Friday, July 19, 2013

Ka-chunk!


KA-CHUNK!

Ow. Ow. OW!!!

Sometimes when I change my set, it doesn't hurt at all.  Sometimes, it hurts like a sumbitch.

I just changed it a few minutes ago.  Any guesses as to how that went?  Yep.  OW!  So now what?  Do I wait and see if the pain goes away?  Wait and see if the set works, risking that it won't?  I hate to waste a set, but there's something else I hate more: a failed set.

This happened to me last week as well. A holy-crap-that-smarts insertion.  And I decided to wait and see.  The result of that endeavor?  Blood sugars in the upper 300s.  No thank you.

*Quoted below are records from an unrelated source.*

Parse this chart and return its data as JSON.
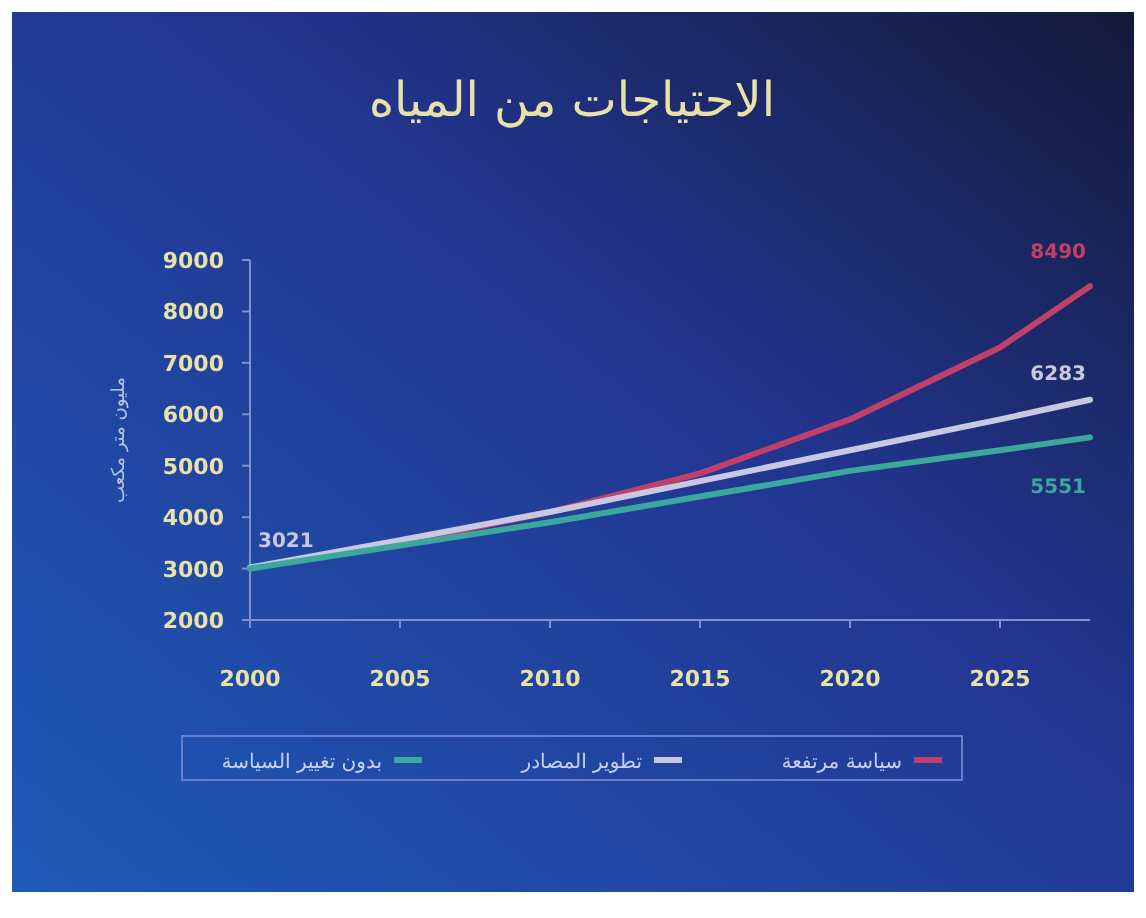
{
  "chart_data": {
    "type": "line",
    "title": "الاحتياجات من المياه",
    "ylabel": "مليون متر مكعب",
    "x": [
      2000,
      2005,
      2010,
      2015,
      2020,
      2025,
      2028
    ],
    "xlim": [
      2000,
      2028
    ],
    "xticks": [
      2000,
      2005,
      2010,
      2015,
      2020,
      2025
    ],
    "ylim": [
      2000,
      9000
    ],
    "yticks": [
      2000,
      3000,
      4000,
      5000,
      6000,
      7000,
      8000,
      9000
    ],
    "grid": false,
    "legend": "bottom",
    "marker": "none",
    "line_style": "solid",
    "series": [
      {
        "name": "سياسة مرتفعة",
        "color": "#c0406a",
        "values": [
          3000,
          3500,
          4100,
          4850,
          5900,
          7300,
          8490
        ],
        "value_labels": [
          null,
          null,
          null,
          null,
          null,
          null,
          "8490"
        ]
      },
      {
        "name": "تطوير المصادر",
        "color": "#c8c8e0",
        "values": [
          3021,
          3550,
          4100,
          4700,
          5300,
          5900,
          6283
        ],
        "value_labels": [
          "3021",
          null,
          null,
          null,
          null,
          null,
          "6283"
        ]
      },
      {
        "name": "بدون تغيير السياسة",
        "color": "#3aa89a",
        "values": [
          3000,
          3450,
          3900,
          4400,
          4900,
          5300,
          5551
        ],
        "value_labels": [
          null,
          null,
          null,
          null,
          null,
          null,
          "5551"
        ]
      }
    ]
  }
}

Tonight, I ripped that set right back out.  Thankfully on my second insertion of the night, I didn't feel a thing.  Time to cross my fingers that it works, and move on.





Tuesday, July 9, 2013

Some Days


Some days, diabetes looks like this:


And honestly, I'd be ok with diabetes looking like this most days.  

But other days, diabetes looks like this:


We dust ourselves off and move on.  Thankfully, tomorrow is a new day.  We can do this.



*The screen captures on the right are from the mySugr app.  I'm a fan.  I was not asked to blog about the app, nor am I connected with it in any way, other than personal use.  As always, all thoughts and opinions are my own.*



Wednesday, July 3, 2013

Six


As a teenager, I was afraid I'd never have a boyfriend because of my diabetes.  How I wish I could go back to that insecure girl and assure her that everything was going to be ok.

Josh knew about my diabetes before we started dating.  And he never hesitated.

Sunday was our sixth wedding anniversary.  If you read this blog, then you know I'm kind of a hot mess.  Through diabetes, binge eating, depression, and anxiety, Josh's support and faith in me has never wavered.  And there simply aren't enough words to explain what that means to me.



Happy anniversary to my best friend.